The case of Ritter v. Harrisburg School District, 291 Pa. 439, relied on by defendant, is not in point. In that case Ritter was employed as one of the architects for a general building scheme. Ritter knew that the limitation of the cost of the unit he was to design was $380,000. Notwithstanding this he proposed to draw plans for an $800,000 building and claimed a commission based on that amount, although he was fully aware of the fact that the district could not legally erect such a structure. Ritter's contract was inseparably bound up with the whole building program and was by express reference made a part of it. Furthermore, Ritter was not seeking to recover the value of the work he had done, but claimed the entire net amount which would have been due him had the entire program been completed and the $800,000 building constructed. In expressly distinguishing the case of Sauer v. School District of McKees Rocks, supra, Mr. Justice SCHAFFER said (p. 445): "There [in the Sauer case] the architect originally claimed commissions on the completed cost of the building. By leave of court he amended his claim so as to recover only for the services actually performed and he was permitted to recover that amount. Had the plaintiff here made a like claim, which on trial he expressly declined to do, he might have succeeded."
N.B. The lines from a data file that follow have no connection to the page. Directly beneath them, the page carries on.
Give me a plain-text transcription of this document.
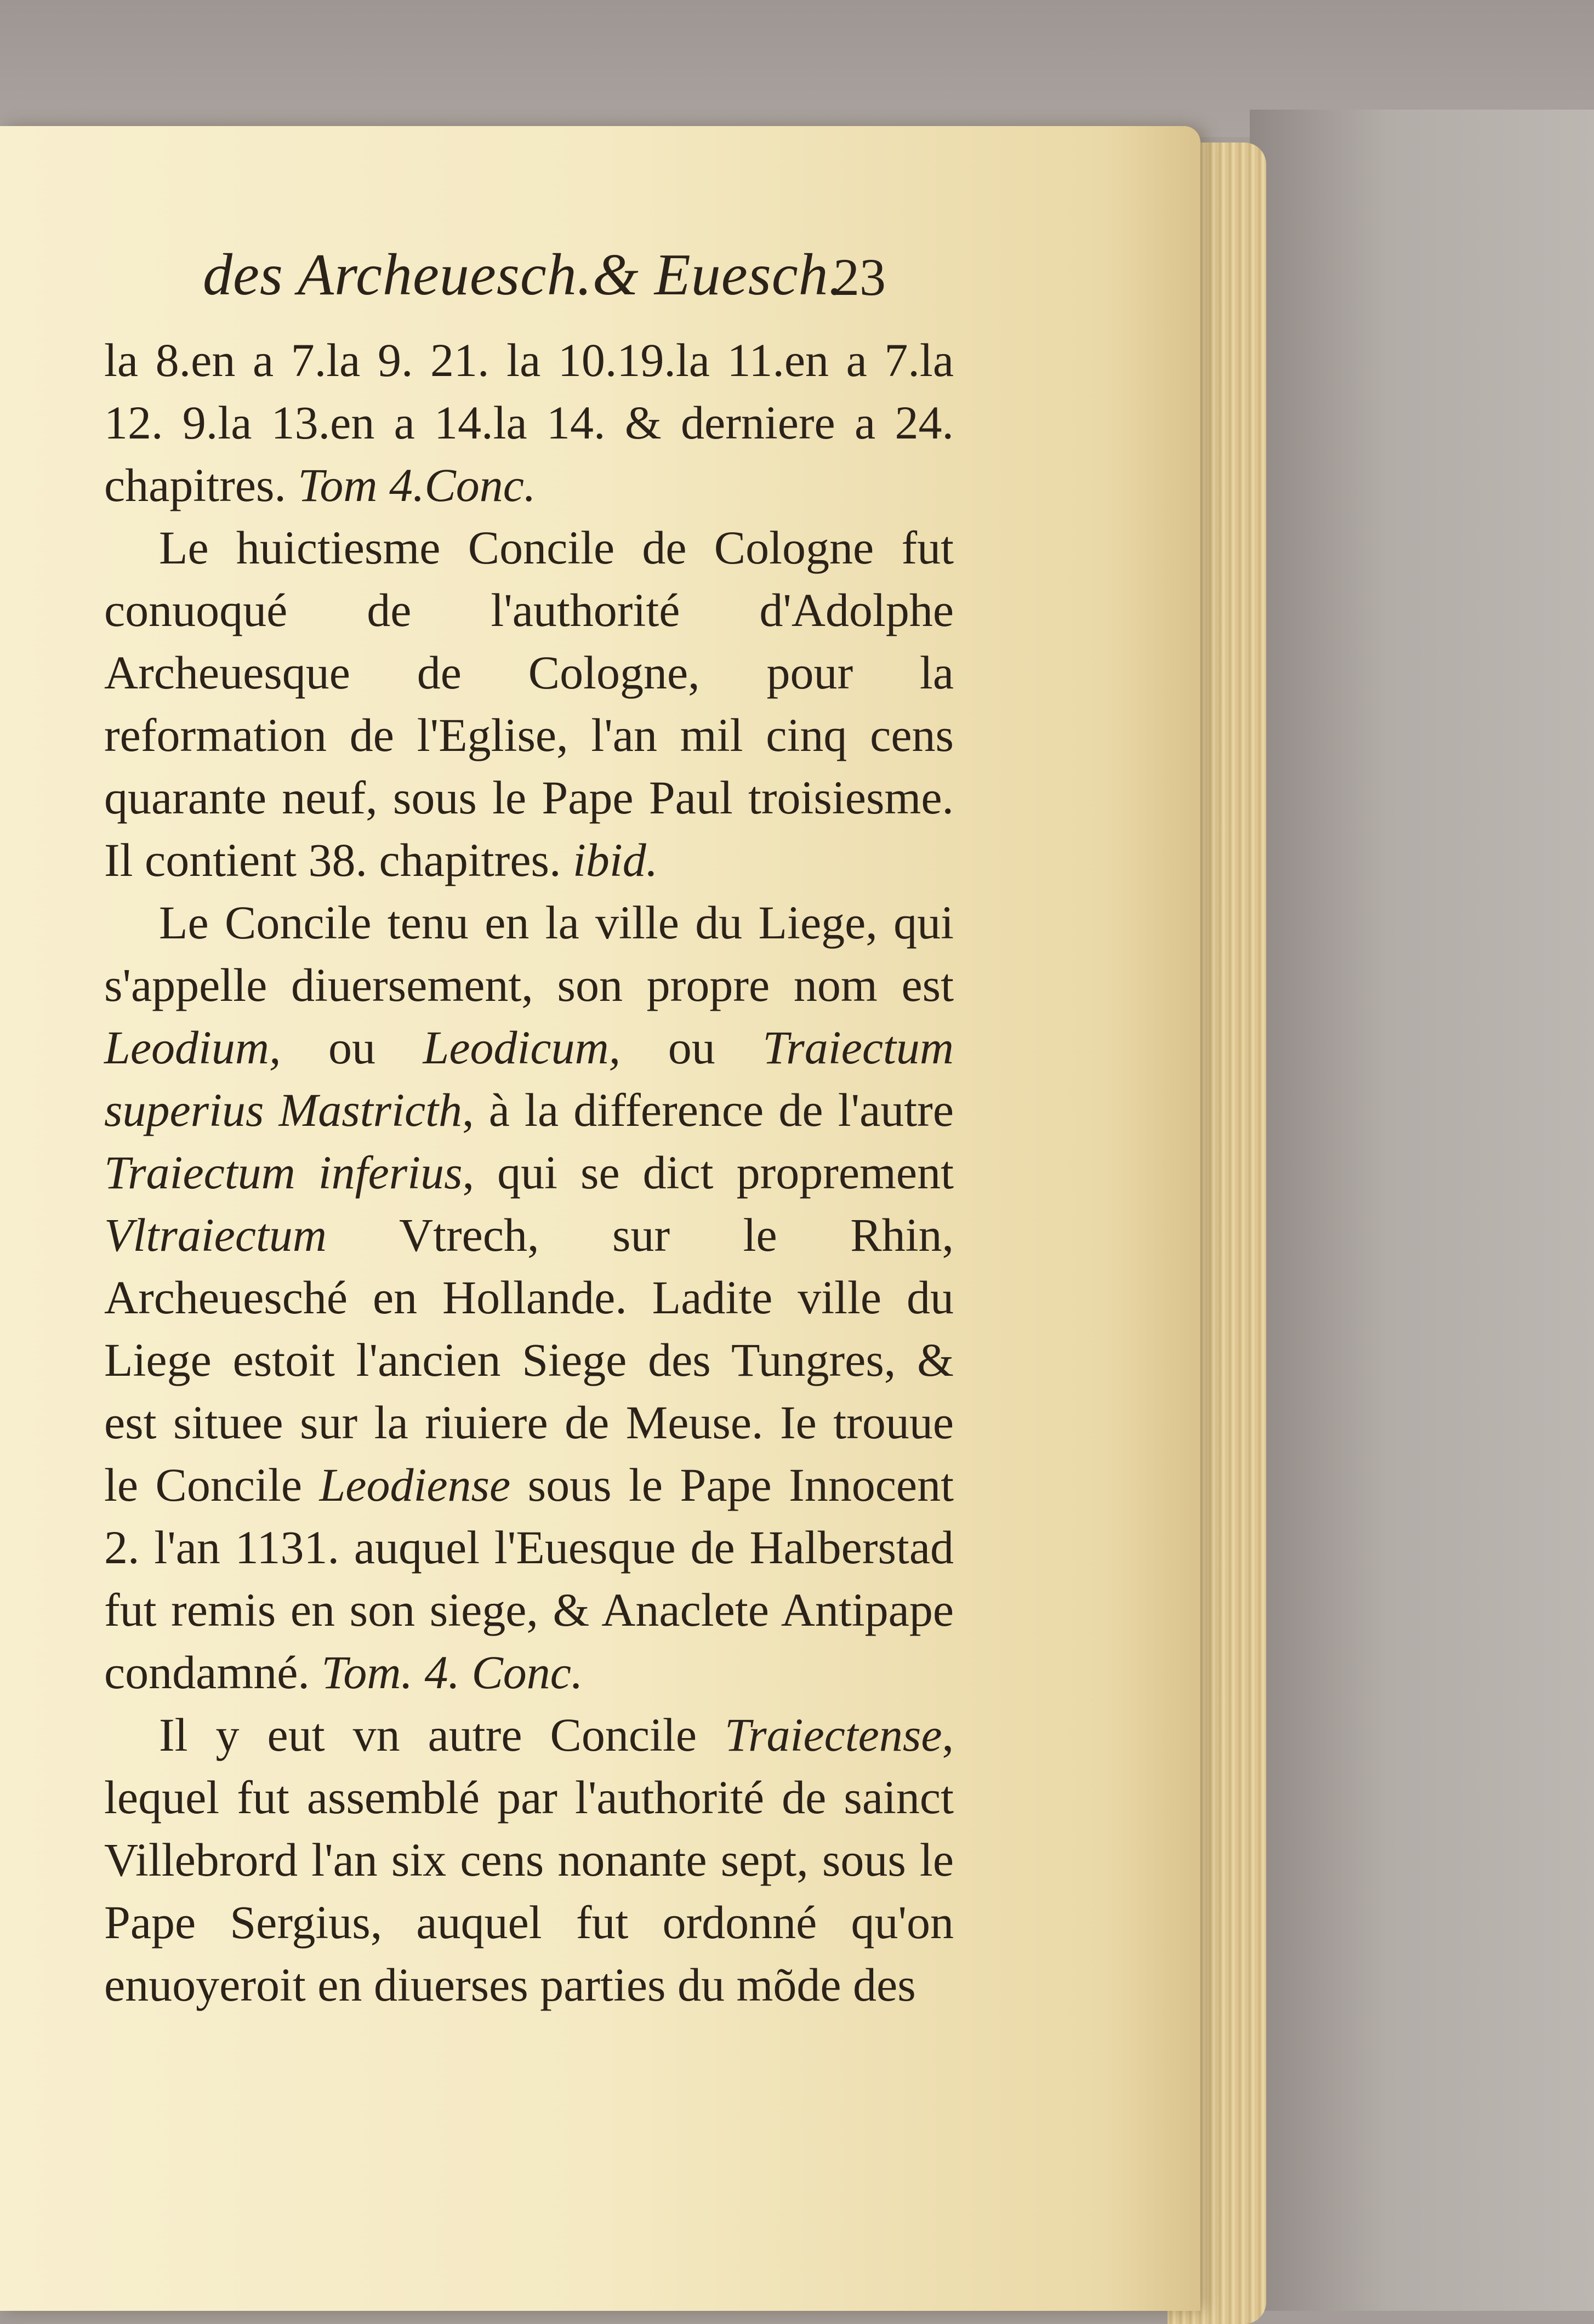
des Archeuesch.& Euesch.
23

la 8.en a 7.la 9. 21. la 10.19.la 11.en a 7.la 12. 9.la 13.en a 14.la 14. & derniere a 24. chapitres. Tom 4.Conc.

Le huictiesme Concile de Cologne fut conuoqué de l'authorité d'Adolphe Archeuesque de Cologne, pour la reformation de l'Eglise, l'an mil cinq cens quarante neuf, sous le Pape Paul troisiesme. Il contient 38. chapitres. ibid.

Le Concile tenu en la ville du Liege, qui s'appelle diuersement, son propre nom est Leodium, ou Leodicum, ou Traiectum superius Mastricth, à la difference de l'autre Traiectum inferius, qui se dict proprement Vltraiectum Vtrech, sur le Rhin, Archeuesché en Hollande. Ladite ville du Liege estoit l'ancien Siege des Tungres, & est situee sur la riuiere de Meuse. Ie trouue le Concile Leodiense sous le Pape Innocent 2. l'an 1131. auquel l'Euesque de Halberstad fut remis en son siege, & Anaclete Antipape condamné. Tom. 4. Conc.

Il y eut vn autre Concile Traiectense, lequel fut assemblé par l'authorité de sainct Villebrord l'an six cens nonante sept, sous le Pape Sergius, auquel fut ordonné qu'on enuoyeroit en diuerses parties du mõde des
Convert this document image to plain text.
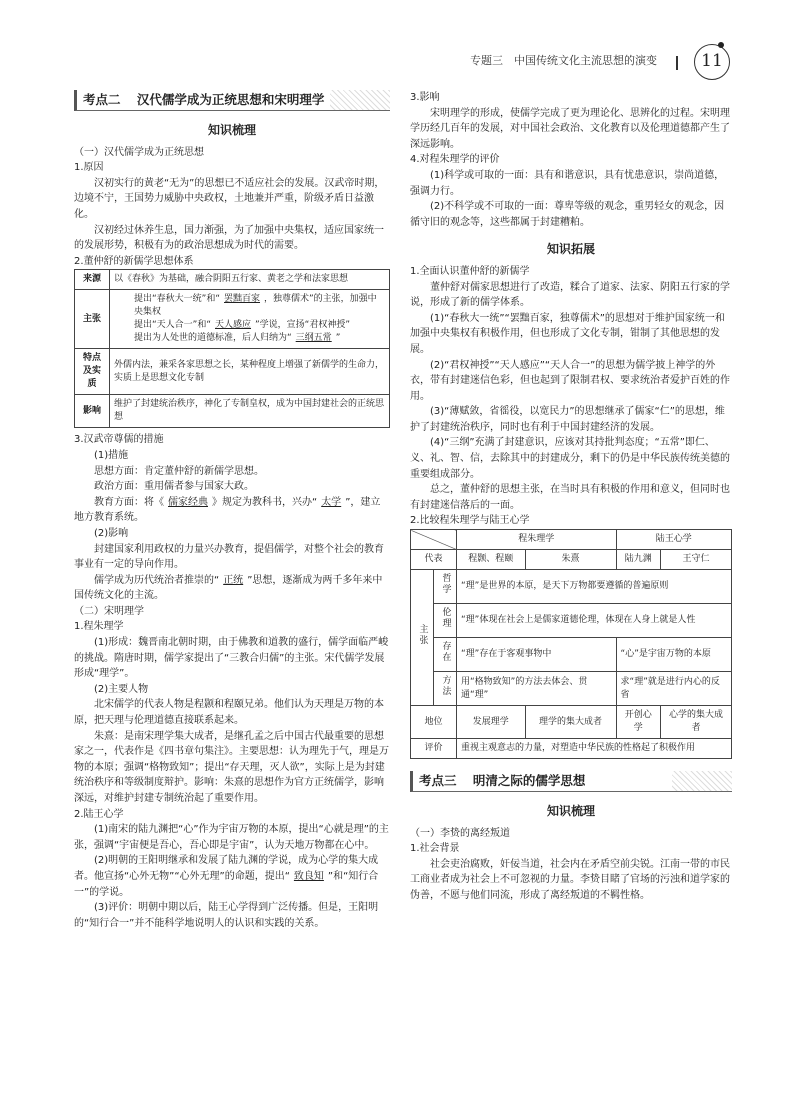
专题三　中国传统文化主流思想的演变	11
考点二 汉代儒学成为正统思想和宋明理学
知识梳理

（一）汉代儒学成为正统思想

1.原因

汉初实行的黄老“无为”的思想已不适应社会的发展。汉武帝时期，边境不宁，王国势力威胁中央政权，土地兼并严重，阶级矛盾日益激化。

汉初经过休养生息，国力渐强，为了加强中央集权，适应国家统一的发展形势，积极有为的政治思想成为时代的需要。

2.董仲舒的新儒学思想体系

来源	以《春秋》为基础，融合阴阳五行家、黄老之学和法家思想
主张	提出“春秋大一统”和“ 罢黜百家 ，独尊儒术”的主张，加强中央集权
提出“天人合一”和“ 天人感应 ”学说，宣扬“君权神授”
提出为人处世的道德标准，后人归纳为“ 三纲五常 ”

特点及实质	外儒内法，兼采各家思想之长，某种程度上增强了新儒学的生命力，实质上是思想文化专制
影响	维护了封建统治秩序，神化了专制皇权，成为中国封建社会的正统思想

3.汉武帝尊儒的措施

(1)措施

思想方面：肯定董仲舒的新儒学思想。

政治方面：重用儒者参与国家大政。

教育方面：将《 儒家经典 》规定为教科书，兴办“ 太学 ”，建立地方教育系统。

(2)影响

封建国家利用政权的力量兴办教育，提倡儒学，对整个社会的教育事业有一定的导向作用。

儒学成为历代统治者推崇的“ 正统 ”思想，逐渐成为两千多年来中国传统文化的主流。

（二）宋明理学

1.程朱理学

(1)形成：魏晋南北朝时期，由于佛教和道教的盛行，儒学面临严峻的挑战。隋唐时期，儒学家提出了“三教合归儒”的主张。宋代儒学发展形成“理学”。

(2)主要人物

北宋儒学的代表人物是程颢和程颐兄弟。他们认为天理是万物的本原，把天理与伦理道德直接联系起来。

朱熹：是南宋理学集大成者，是继孔孟之后中国古代最重要的思想家之一，代表作是《四书章句集注》。主要思想：认为理先于气，理是万物的本原；强调“格物致知”；提出“存天理，灭人欲”，实际上是为封建统治秩序和等级制度辩护。影响：朱熹的思想作为官方正统儒学，影响深远，对维护封建专制统治起了重要作用。

2.陆王心学

(1)南宋的陆九渊把“心”作为宇宙万物的本原，提出“心就是理”的主张，强调“宇宙便是吾心，吾心即是宇宙”，认为天地万物都在心中。

(2)明朝的王阳明继承和发展了陆九渊的学说，成为心学的集大成者。他宣扬“心外无物”“心外无理”的命题，提出“ 致良知 ”和“知行合一”的学说。

(3)评价：明朝中期以后，陆王心学得到广泛传播。但是，王阳明的“知行合一”并不能科学地说明人的认识和实践的关系。

3.影响

宋明理学的形成，使儒学完成了更为理论化、思辨化的过程。宋明理学历经几百年的发展，对中国社会政治、文化教育以及伦理道德都产生了深远影响。

4.对程朱理学的评价

(1)科学或可取的一面：具有和谐意识，具有忧患意识，崇尚道德，强调力行。

(2)不科学或不可取的一面：尊卑等级的观念，重男轻女的观念，因循守旧的观念等，这些都属于封建糟粕。

知识拓展

1.全面认识董仲舒的新儒学

董仲舒对儒家思想进行了改造，糅合了道家、法家、阴阳五行家的学说，形成了新的儒学体系。

(1)“春秋大一统”“罢黜百家，独尊儒术”的思想对于维护国家统一和加强中央集权有积极作用，但也形成了文化专制，钳制了其他思想的发展。

(2)“君权神授”“天人感应”“天人合一”的思想为儒学披上神学的外衣，带有封建迷信色彩，但也起到了限制君权、要求统治者爱护百姓的作用。

(3)“薄赋敛，省徭役，以宽民力”的思想继承了儒家“仁”的思想，维护了封建统治秩序，同时也有利于中国封建经济的发展。

(4)“三纲”充满了封建意识，应该对其持批判态度；“五常”即仁、义、礼、智、信，去除其中的封建成分，剩下的仍是中华民族传统美德的重要组成部分。

总之，董仲舒的思想主张，在当时具有积极的作用和意义，但同时也有封建迷信落后的一面。

2.比较程朱理学与陆王心学

		程朱理学		陆王心学	
代表		程颢、程颐	朱熹	陆九渊	王守仁
主张	哲学	“理”是世界的本原，是天下万物都要遵循的普遍原则			
	伦理	“理”体现在社会上是儒家道德伦理，体现在人身上就是人性			
	存在	“理”存在于客观事物中		“心”是宇宙万物的本原	
	方法	用“格物致知”的方法去体会、贯通“理”		求“理”就是进行内心的反省	
地位		发展理学	理学的集大成者	开创心学	心学的集大成者
评价		重视主观意志的力量，对塑造中华民族的性格起了积极作用			
考点三 明清之际的儒学思想
知识梳理

（一）李贽的离经叛道

1.社会背景

社会吏治腐败，奸佞当道，社会内在矛盾空前尖锐。江南一带的市民工商业者成为社会上不可忽视的力量。李贽目睹了官场的污浊和道学家的伪善，不愿与他们同流，形成了离经叛道的不羁性格。
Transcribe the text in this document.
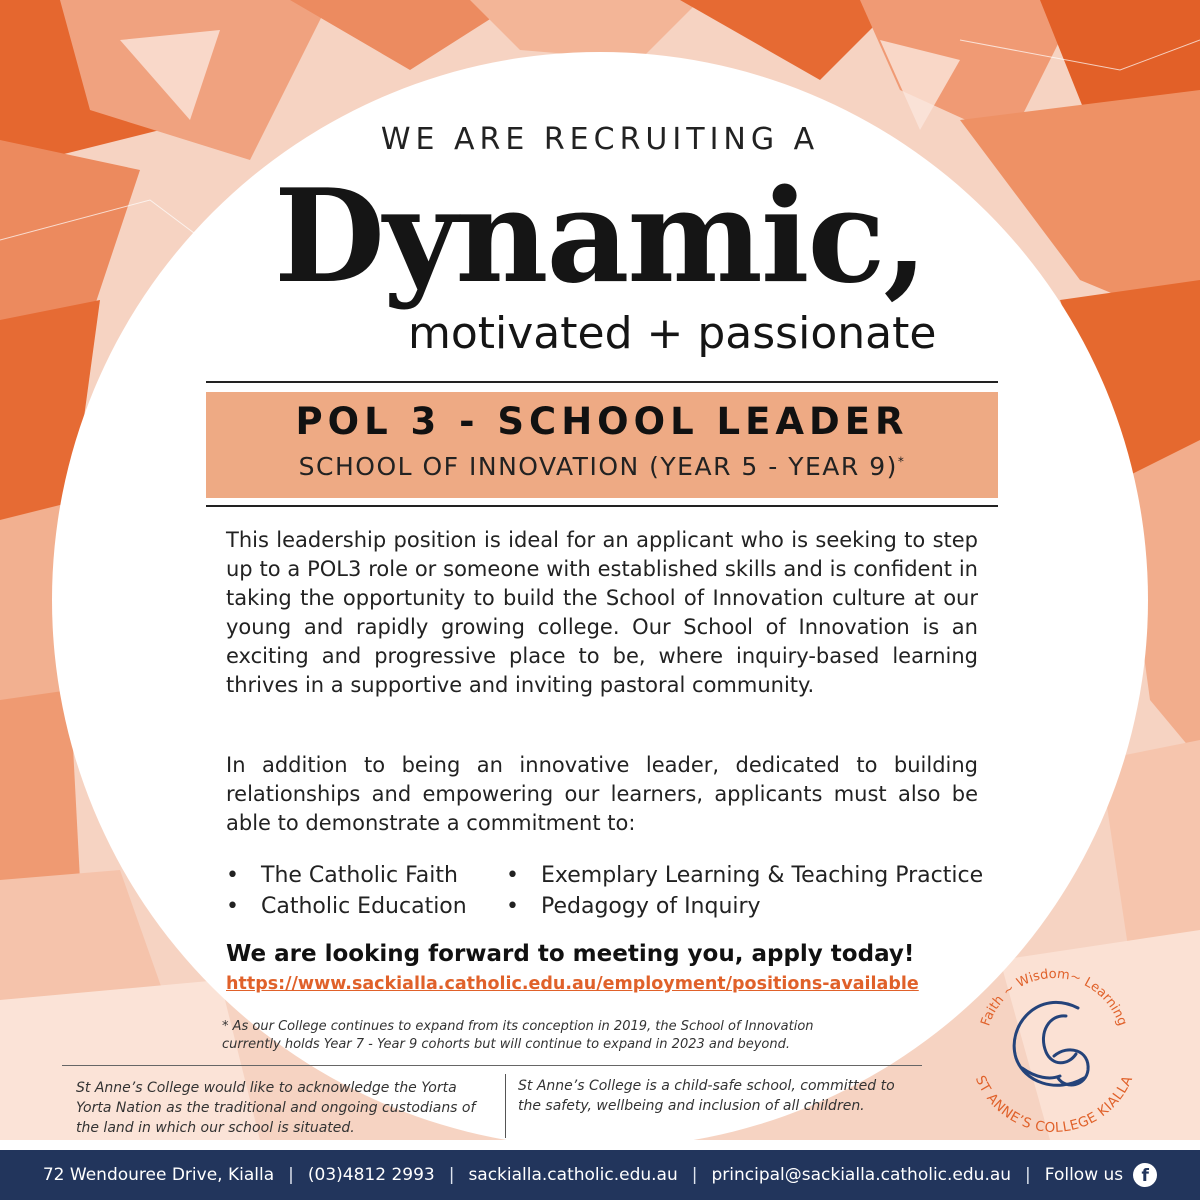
WE ARE RECRUITING A
Dynamic,
motivated + passionate
POL 3 - SCHOOL LEADER
SCHOOL OF INNOVATION (YEAR 5 - YEAR 9)*
This leadership position is ideal for an applicant who is seeking to step up to a POL3 role or someone with established skills and is confident in taking the opportunity to build the School of Innovation culture at our young and rapidly growing college. Our School of Innovation is an exciting and progressive place to be, where inquiry-based learning thrives in a supportive and inviting pastoral community.
In addition to being an innovative leader, dedicated to building relationships and empowering our learners, applicants must also be able to demonstrate a commitment to:
• The Catholic Faith
• Catholic Education
• Exemplary Learning & Teaching Practice
• Pedagogy of Inquiry
We are looking forward to meeting you, apply today!
https://www.sackialla.catholic.edu.au/employment/positions-available
* As our College continues to expand from its conception in 2019, the School of Innovation
currently holds Year 7 - Year 9 cohorts but will continue to expand in 2023 and beyond.
St Anne’s College would like to acknowledge the Yorta Yorta Nation as the traditional and ongoing custodians of the land in which our school is situated.
St Anne’s College is a child-safe school, committed to the safety, wellbeing and inclusion of all children.
Faith ~ Wisdom~ Learning
ST ANNE’S COLLEGE KIALLA
72 Wendouree Drive, Kialla | (03)4812 2993 | sackialla.catholic.edu.au | principal@sackialla.catholic.edu.au | Follow us	f
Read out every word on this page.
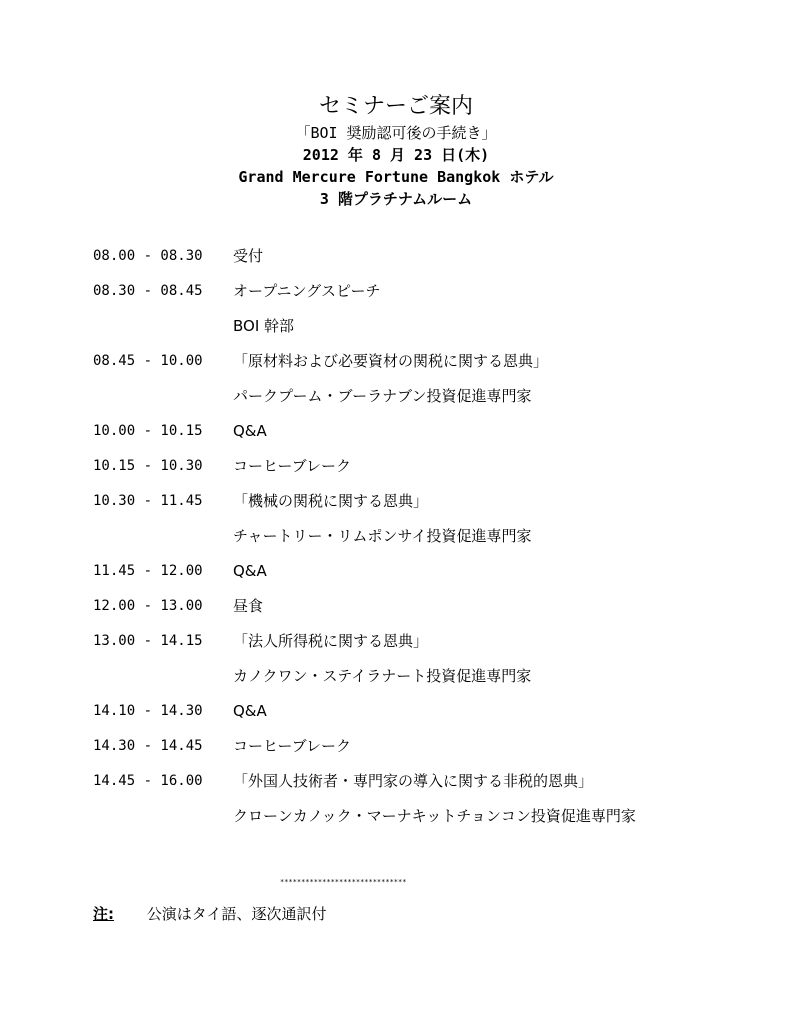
セミナーご案内
「BOI 奨励認可後の手続き」
2012 年 8 月 23 日(木)
Grand Mercure Fortune Bangkok ホテル
3 階プラチナムルーム
08.00 - 08.30	受付
08.30 - 08.45	オープニングスピーチ
BOI 幹部
08.45 - 10.00	「原材料および必要資材の関税に関する恩典」
パークプーム・ブーラナブン投資促進専門家
10.00 - 10.15	Q&A
10.15 - 10.30	コーヒーブレーク
10.30 - 11.45	「機械の関税に関する恩典」
チャートリー・リムポンサイ投資促進専門家
11.45 - 12.00	Q&A
12.00 - 13.00	昼食
13.00 - 14.15	「法人所得税に関する恩典」
カノクワン・ステイラナート投資促進専門家
14.10 - 14.30	Q&A
14.30 - 14.45	コーヒーブレーク
14.45 - 16.00	「外国人技術者・専門家の導入に関する非税的恩典」
クローンカノック・マーナキットチョンコン投資促進専門家
******************************
注: 公演はタイ語、逐次通訳付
In the instant case, although plaintiff did originally claim commissions on the completed cost of the building, the case was tried on the theory that plaintiff was limited to the compensation for the part of the work actually performed. At the trial plaintiff stated that his claim was only for the work which had been completed, and evidence was submitted by defendant to show that plaintiff had not fully performed. During the course of the trial and in his charge the trial judge stated that the correct measure of damages was that which this court applied in Sauer v. School District of McKees Rocks, supra, (p. 300): "Where a party has partly performed an entire contract and is prevented from completing performance by the act of the other party . . ., he may recover in an action on the contract, and the measure of his damages is the contract price less the cost of completing the work: Harlow v. Beaver Falls Boro., 188 Pa. 263." Under such circumstances, even though the statement of claim may have been defective, we will treat the statement as amended and consider the case in accordance with the evidence produced and the theory on which it was tried: Clark v. Steele, 255 Pa. 330. Since plaintiff's compensation was to be based on the cost of the building, it was proper, in the absence of a more reliable source of information, to use the estimated cost to ascertain the value of the services which he had performed: Sauer v. School District of McKees Rocks, supra; Orth Bro. v. Board of Education, 272 Pa. 411.
Judgment affirmed; costs to be paid by appellant.